Nei suoi occhi neri, ora così vicini, si leggeva chiaramente tutta la rabbia, l’impotenza che doveva provare. Enormi e sproporzionatamente grandi su quel volto minuto, quegli occhi lo accusavano apertamente, silenziosi e immobili come laghi di petrolio. Sembrava un animaletto in gabbia. Inoffensivo, ridicolmente fiero. Amerigo ricambiò lo sguardo con un sorriso condiscendente.
Un nuovo piano stava prendendo forma nella sua mente.
«Spogliatela» ordinò, senza staccarle lo sguardo di dosso.
I soldati la strattonarono brutalmente per srotolare il telo ruvido che la ricopriva.
Amerigo non riuscì a trattenere un fischio di ammirazione mentre istintivamente si portava una mano al volto, per riparare gli occhi da quel luccichio così simile ai raggi del sole.
Non aveva mai visto una sirena dal vivo, ma aveva ascoltato attentamente i racconti dei pescatori che si erano imbattuti in una di quelle creature metà uomo metà pesce. Ma nulla di quello che aveva sentito l’aveva preparato a ciò che si trovava sotto i suoi occhi.

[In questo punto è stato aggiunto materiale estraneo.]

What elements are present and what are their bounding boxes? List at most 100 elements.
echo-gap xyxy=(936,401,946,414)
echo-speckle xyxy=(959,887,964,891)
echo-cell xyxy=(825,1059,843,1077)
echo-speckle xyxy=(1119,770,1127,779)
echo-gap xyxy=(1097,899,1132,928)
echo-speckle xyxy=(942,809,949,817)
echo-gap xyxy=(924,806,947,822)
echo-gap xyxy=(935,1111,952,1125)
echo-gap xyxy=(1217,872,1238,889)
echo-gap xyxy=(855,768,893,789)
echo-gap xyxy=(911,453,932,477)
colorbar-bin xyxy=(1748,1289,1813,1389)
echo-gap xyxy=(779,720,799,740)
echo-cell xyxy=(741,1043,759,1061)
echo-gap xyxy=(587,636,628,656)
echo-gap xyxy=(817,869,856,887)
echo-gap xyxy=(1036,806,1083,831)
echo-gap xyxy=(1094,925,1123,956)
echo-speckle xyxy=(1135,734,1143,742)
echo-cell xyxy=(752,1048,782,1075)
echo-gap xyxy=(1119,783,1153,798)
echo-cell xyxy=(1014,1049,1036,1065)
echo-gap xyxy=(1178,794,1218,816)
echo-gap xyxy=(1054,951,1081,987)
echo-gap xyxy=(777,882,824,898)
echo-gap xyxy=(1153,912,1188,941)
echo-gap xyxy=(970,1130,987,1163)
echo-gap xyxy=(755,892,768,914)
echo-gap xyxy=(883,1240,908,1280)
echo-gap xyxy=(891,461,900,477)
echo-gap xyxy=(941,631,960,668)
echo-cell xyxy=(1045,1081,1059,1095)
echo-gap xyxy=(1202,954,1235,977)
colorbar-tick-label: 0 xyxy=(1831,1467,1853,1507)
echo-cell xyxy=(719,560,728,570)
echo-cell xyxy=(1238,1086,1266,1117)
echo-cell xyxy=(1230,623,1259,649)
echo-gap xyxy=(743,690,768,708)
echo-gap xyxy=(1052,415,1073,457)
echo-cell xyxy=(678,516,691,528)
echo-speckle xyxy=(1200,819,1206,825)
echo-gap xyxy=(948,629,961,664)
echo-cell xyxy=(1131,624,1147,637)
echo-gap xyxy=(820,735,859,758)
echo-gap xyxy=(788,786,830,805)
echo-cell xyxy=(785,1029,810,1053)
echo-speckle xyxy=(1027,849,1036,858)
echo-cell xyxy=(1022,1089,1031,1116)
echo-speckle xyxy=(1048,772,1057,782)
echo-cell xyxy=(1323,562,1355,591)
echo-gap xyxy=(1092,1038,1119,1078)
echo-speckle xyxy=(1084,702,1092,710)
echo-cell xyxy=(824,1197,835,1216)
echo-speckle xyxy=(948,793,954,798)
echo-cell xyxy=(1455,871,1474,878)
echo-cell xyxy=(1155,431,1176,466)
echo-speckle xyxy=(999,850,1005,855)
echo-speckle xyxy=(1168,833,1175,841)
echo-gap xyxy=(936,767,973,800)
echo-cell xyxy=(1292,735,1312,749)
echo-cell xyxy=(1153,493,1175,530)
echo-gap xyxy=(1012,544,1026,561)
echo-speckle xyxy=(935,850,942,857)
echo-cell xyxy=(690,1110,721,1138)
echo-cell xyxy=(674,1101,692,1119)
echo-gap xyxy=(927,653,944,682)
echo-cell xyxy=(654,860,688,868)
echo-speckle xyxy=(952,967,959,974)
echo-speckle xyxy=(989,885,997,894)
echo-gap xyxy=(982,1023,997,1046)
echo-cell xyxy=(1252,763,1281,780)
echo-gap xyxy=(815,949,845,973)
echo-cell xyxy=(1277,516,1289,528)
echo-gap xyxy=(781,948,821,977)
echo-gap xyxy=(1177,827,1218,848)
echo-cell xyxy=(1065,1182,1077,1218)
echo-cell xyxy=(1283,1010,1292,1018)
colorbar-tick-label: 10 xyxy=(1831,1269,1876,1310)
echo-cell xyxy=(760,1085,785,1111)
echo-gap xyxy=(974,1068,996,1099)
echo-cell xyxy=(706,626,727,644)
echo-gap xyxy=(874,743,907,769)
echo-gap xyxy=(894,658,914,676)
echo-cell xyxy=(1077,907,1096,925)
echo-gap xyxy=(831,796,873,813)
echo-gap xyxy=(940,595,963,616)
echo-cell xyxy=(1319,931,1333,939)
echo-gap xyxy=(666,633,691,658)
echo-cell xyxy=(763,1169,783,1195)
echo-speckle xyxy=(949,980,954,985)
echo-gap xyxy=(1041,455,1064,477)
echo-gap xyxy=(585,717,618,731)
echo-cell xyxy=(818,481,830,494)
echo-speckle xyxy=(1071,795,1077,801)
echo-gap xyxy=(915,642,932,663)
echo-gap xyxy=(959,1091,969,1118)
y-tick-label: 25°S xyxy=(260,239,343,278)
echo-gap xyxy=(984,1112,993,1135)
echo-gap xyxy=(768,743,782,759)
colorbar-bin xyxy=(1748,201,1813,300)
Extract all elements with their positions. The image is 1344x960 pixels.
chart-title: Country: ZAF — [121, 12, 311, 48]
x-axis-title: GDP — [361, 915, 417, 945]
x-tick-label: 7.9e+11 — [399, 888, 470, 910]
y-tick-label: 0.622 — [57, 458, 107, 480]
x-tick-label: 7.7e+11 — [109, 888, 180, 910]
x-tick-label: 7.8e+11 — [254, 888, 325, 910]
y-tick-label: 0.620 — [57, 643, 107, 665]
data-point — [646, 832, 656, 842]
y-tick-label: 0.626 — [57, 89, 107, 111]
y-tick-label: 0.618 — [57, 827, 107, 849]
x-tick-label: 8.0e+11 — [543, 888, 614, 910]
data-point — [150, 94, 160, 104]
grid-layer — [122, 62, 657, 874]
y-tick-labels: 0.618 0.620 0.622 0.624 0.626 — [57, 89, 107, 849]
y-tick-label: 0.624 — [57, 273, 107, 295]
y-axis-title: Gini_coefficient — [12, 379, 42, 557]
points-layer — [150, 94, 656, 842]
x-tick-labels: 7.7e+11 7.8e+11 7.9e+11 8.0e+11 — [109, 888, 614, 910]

A sessant’anni suonati, per la prima volta si sentiva come un bambino di fronte a qualcosa che nessuno gli aveva mai mostrato. Ai suoi piedi, la coda luccicante della sirena si dibatteva freneticamente scivolando sul marmo, quasi fosse dotata di vita propria. Rimase incantato a guardarla. Era verde, un verde intenso e sconosciuto all’universo terrestre, che virava verso l’oro, spandendo intorno a sé stilettate di luce ambrata, fredda come pietra grezza. Il suo sguardo non poté fissarla per più di qualche secondo, gli dolevano gli occhi.
A un suo cenno, uno dei soldati si affrettò a coprire la coda con la iuta.
«I pescatori hanno detto che col passare dei giorni sarà sempre meno luminosa, come un fuoco che smette di ardere» gli spiegò.
Gli occhi di Amerigo tornarono a posarsi sulla sirena, questa volta per ammirare le sue meravigliose forme umane. Il suo sguardo insistente si spostò dal ventre piatto, perfettamente disegnato, ai seni chiari e sodi, fino al collo lungo e sottile, che ricordava quello di un cigno.
Il viso era un ovale perfetto dagli zigomi alti, gli occhi immensi e una bocca di un intenso color carminio che sembrava dipinto, su cui i capelli cascavano come un velo di scintillante seta nera.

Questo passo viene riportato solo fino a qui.